After you optimized your indices the queries should finish by a fraction of a second. If the queries are still too slow then just try to avoid running them by using a cache in your application (memcached, etc.). Given that the data in the table never changes there shouldn't be any problems with old cache data etc.
Assuming the data rarely changes, you could potentially boost the performance of queries significantly using MySql query caching.
If your table is queried a lot it's probably already cached at the operating system level, depending on how much memory is in your server.
MyISAM also allows for preloading MyISAM table indices into memory using a mechanism called the MyISAM Key Cache. After you've created a key cache you can load an index into the cache using the CACHE INDEX or LOAD INDEX syntax.

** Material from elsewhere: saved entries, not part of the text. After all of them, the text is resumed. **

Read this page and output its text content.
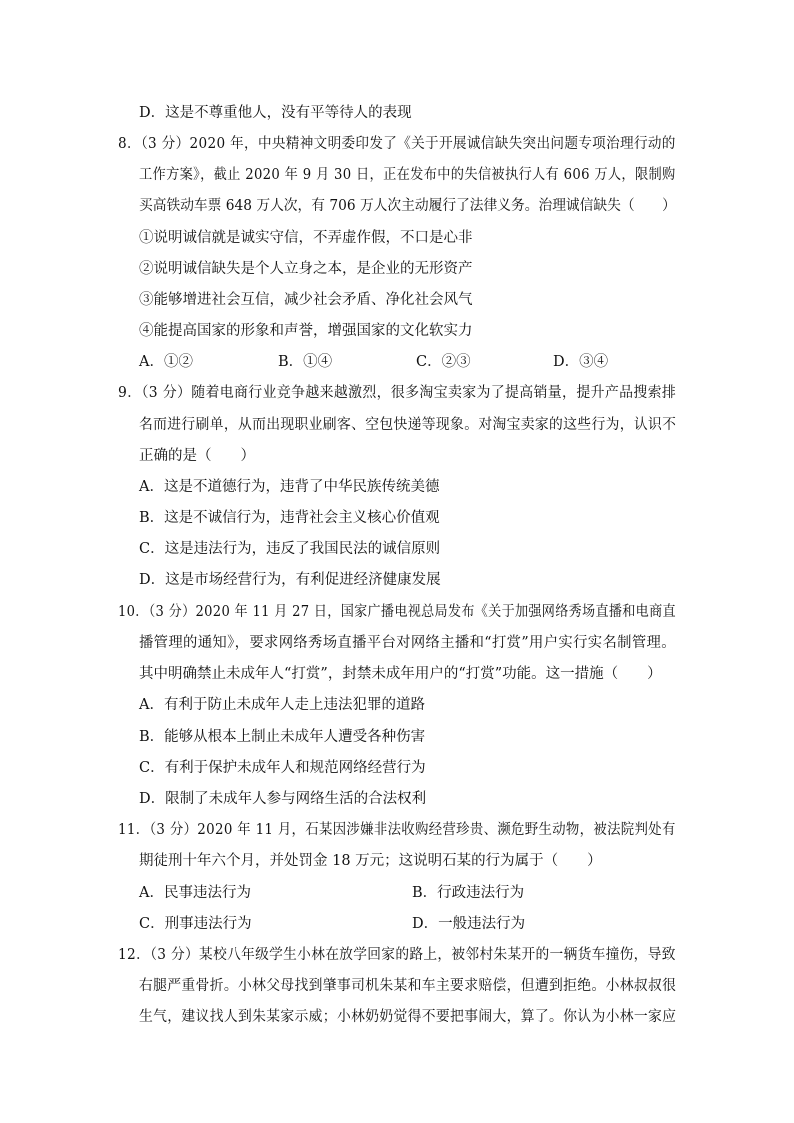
D．这是不尊重他人，没有平等待人的表现
8．（3 分）2020 年，中央精神文明委印发了《关于开展诚信缺失突出问题专项治理行动的
工作方案》，截止 2020 年 9 月 30 日，正在发布中的失信被执行人有 606 万人，限制购
买高铁动车票 648 万人次，有 706 万人次主动履行了法律义务。治理诚信缺失（　　）
①说明诚信就是诚实守信，不弄虚作假，不口是心非
②说明诚信缺失是个人立身之本，是企业的无形资产
③能够增进社会互信，减少社会矛盾、净化社会风气
④能提高国家的形象和声誉，增强国家的文化软实力
A．①②	B．①④	C．②③	D．③④
9．（3 分）随着电商行业竞争越来越激烈，很多淘宝卖家为了提高销量，提升产品搜索排
名而进行刷单，从而出现职业刷客、空包快递等现象。对淘宝卖家的这些行为，认识不
正确的是（　　）
A．这是不道德行为，违背了中华民族传统美德
B．这是不诚信行为，违背社会主义核心价值观
C．这是违法行为，违反了我国民法的诚信原则
D．这是市场经营行为，有利促进经济健康发展
10．（3 分）2020 年 11 月 27 日，国家广播电视总局发布《关于加强网络秀场直播和电商直
播管理的通知》，要求网络秀场直播平台对网络主播和“打赏”用户实行实名制管理。
其中明确禁止未成年人“打赏”，封禁未成年用户的“打赏”功能。这一措施（　　）
A．有利于防止未成年人走上违法犯罪的道路
B．能够从根本上制止未成年人遭受各种伤害
C．有利于保护未成年人和规范网络经营行为
D．限制了未成年人参与网络生活的合法权利
11．（3 分）2020 年 11 月，石某因涉嫌非法收购经营珍贵、濒危野生动物，被法院判处有
期徒刑十年六个月，并处罚金 18 万元；这说明石某的行为属于（　　）
A．民事违法行为	B．行政违法行为
C．刑事违法行为	D．一般违法行为
12．（3 分）某校八年级学生小林在放学回家的路上，被邻村朱某开的一辆货车撞伤，导致
右腿严重骨折。小林父母找到肇事司机朱某和车主要求赔偿，但遭到拒绝。小林叔叔很
生气，建议找人到朱某家示威；小林奶奶觉得不要把事闹大，算了。你认为小林一家应
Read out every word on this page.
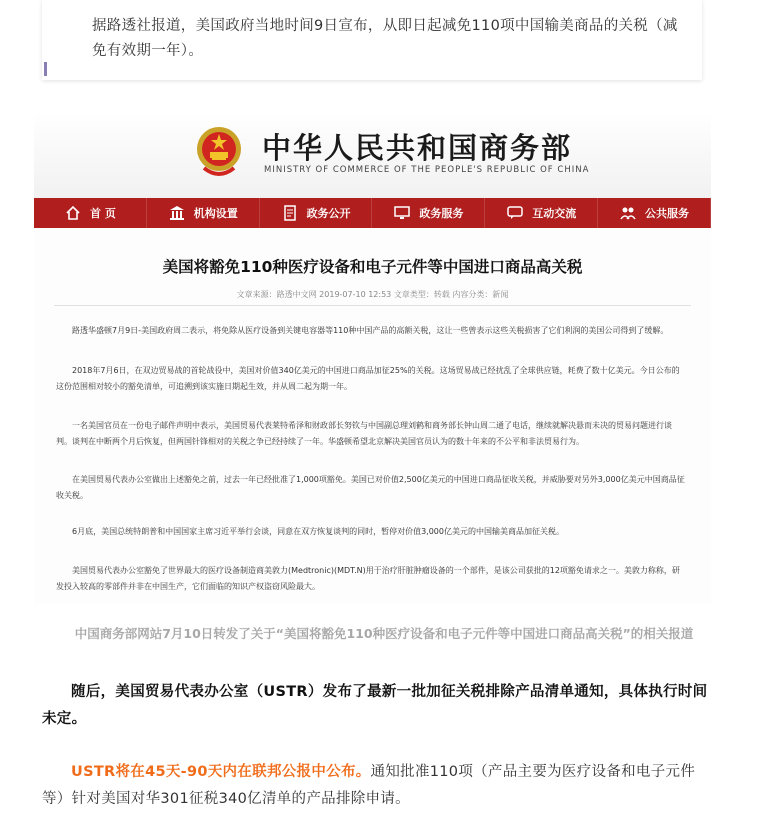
据路透社报道，美国政府当地时间9日宣布，从即日起减免110项中国输美商品的关税（减免有效期一年）。
中华人民共和国商务部
MINISTRY OF COMMERCE OF THE PEOPLE'S REPUBLIC OF CHINA
首 页	机构设置	政务公开	政务服务	互动交流	公共服务
美国将豁免110种医疗设备和电子元件等中国进口商品高关税
文章来源：路透中文网 2019-07-10 12:53 文章类型：转载 内容分类：新闻
路透华盛顿7月9日-美国政府周二表示，将免除从医疗设备到关键电容器等110种中国产品的高额关税，这让一些曾表示这些关税损害了它们利润的美国公司得到了缓解。
2018年7月6日，在双边贸易战的首轮战役中，美国对价值340亿美元的中国进口商品加征25%的关税。这场贸易战已经扰乱了全球供应链，耗费了数十亿美元。今日公布的这份范围相对较小的豁免清单，可追溯到该实施日期起生效，并从周二起为期一年。
一名美国官员在一份电子邮件声明中表示，美国贸易代表莱特希泽和财政部长努钦与中国副总理刘鹤和商务部长钟山周二通了电话，继续就解决悬而未决的贸易问题进行谈判。谈判在中断两个月后恢复，但两国针锋相对的关税之争已经持续了一年。华盛顿希望北京解决美国官员认为的数十年来的不公平和非法贸易行为。
在美国贸易代表办公室做出上述豁免之前，过去一年已经批准了1,000项豁免。美国已对价值2,500亿美元的中国进口商品征收关税，并威胁要对另外3,000亿美元中国商品征收关税。
6月底，美国总统特朗普和中国国家主席习近平举行会谈，同意在双方恢复谈判的同时，暂停对价值3,000亿美元的中国输美商品加征关税。
美国贸易代表办公室豁免了世界最大的医疗设备制造商美敦力(Medtronic)(MDT.N)用于治疗肝脏肿瘤设备的一个部件，是该公司获批的12项豁免请求之一。美敦力称称，研发投入较高的零部件并非在中国生产，它们面临的知识产权盗窃风险最大。
中国商务部网站7月10日转发了关于“美国将豁免110种医疗设备和电子元件等中国进口商品高关税”的相关报道
随后，美国贸易代表办公室（USTR）发布了最新一批加征关税排除产品清单通知，具体执行时间未定。
USTR将在45天-90天内在联邦公报中公布。通知批准110项（产品主要为医疗设备和电子元件等）针对美国对华301征税340亿清单的产品排除申请。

I assume that you've analyzed your table and queries and optimized your indices after the actual queries? Otherwise that's really something you should do before attempting to store the entire table in memory.
If you have enough memory allocated for Mysql's use - in the Innodb buffer pool, or for use by MyIsam, you can read the database into memory (just a 'SELECT * from tablename') and if there's no reason to remove it, it stays there.
You also get better key use, as the MEMORY table only does hash-bashed keys, rather than full btree access, which for smaller, non-unique keys might be fats enough, or not so much with such a large table.
As usual, the best thing to do it to benchmark it.
Another idea is, if you are using v5.1, to use an ARCHIVE table type, which can be compressed, and may also speed access to the contents, if they are easily compressible. This swaps the CPU time to de-compress for IO/memory access.
If the data never changes you could easily duplicate the table over several database servers.
This way you could offload some queries to a different server, gaining some extra breathing room for the main server.
The speed improvement depends on the current database load, there will be no improvement if your database load is very low.
PS:
You are aware that MEMORY tables forget their contents when the database restarts!